Heidi :  Oui , incontestablement. Nous allons bientôt faire quelques concerts dans le Nord, près de Lille, et des gens nous ont déjà dit qu'ils viendraient nous voir parce qu'ils étaient au concert de Doro et qu'ils avaient beaucoup aimé. 

Vince : Ce genre d'évènement à forcément un impacte. C'était au Divan du Monde donc cinq cent personnes nous ont vues et ont découvert Asylum Pyre. Au début la salle était vide parce qu'à cause d'un petit souci d'organisation nous avons commencé à jouer à l'ouverture des portes mais à la fin la salle était pleine, les gens sont restés pour nous écouter, je crois qu'on peut dire que la plupart ont plutôt aimé. 

Aurelia : Vous parlez également sur votre site d'une éventuelle tournée européenne, avez-vous réussi à la mettre en place?
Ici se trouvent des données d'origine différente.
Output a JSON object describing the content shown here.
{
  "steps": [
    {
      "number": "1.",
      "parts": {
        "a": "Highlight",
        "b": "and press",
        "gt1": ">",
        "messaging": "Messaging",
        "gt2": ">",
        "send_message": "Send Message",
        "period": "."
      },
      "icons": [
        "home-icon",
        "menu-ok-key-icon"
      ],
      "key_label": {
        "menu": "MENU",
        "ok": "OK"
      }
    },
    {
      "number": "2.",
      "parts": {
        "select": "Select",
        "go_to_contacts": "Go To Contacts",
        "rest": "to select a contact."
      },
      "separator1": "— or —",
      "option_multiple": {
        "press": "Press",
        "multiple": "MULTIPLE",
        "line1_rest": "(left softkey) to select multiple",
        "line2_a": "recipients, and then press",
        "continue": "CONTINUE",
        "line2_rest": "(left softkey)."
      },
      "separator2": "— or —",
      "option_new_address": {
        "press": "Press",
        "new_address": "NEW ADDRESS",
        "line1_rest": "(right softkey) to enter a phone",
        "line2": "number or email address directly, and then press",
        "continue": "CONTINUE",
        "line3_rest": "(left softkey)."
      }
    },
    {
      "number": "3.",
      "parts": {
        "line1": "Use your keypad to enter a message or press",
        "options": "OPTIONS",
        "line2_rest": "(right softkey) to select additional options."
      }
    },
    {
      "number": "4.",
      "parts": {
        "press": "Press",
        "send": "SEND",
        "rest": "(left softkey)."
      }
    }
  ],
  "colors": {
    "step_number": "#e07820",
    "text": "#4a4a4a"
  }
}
Le fait d'avoir signé chez un label allemand vous aide-t-il dans ce cas?

Heidi : Ça fait partie des fameuses difficultés, le travail du label étant principalement la distribution et la promotion ils ne peuvent pas nous aider à trouver des dates, on s'occupe nous-même de notre booking. Malgré nos deux albums et la signature chez Massacre Records nous ne sommes encore jamais sortis de France. Il nous faut d'abord faire nos preuves dans notre pays, faire un peu parler de nous et réussir à trouver l'opportunité qui va nous amener à l'étranger ainsi que l'argent pour le faire, et pour l'instant ce n'est pas facile. J'ai bon espoir que nous pourrons le faire à l'avenir, pour le moment nous avons une date de prévue en Suisse.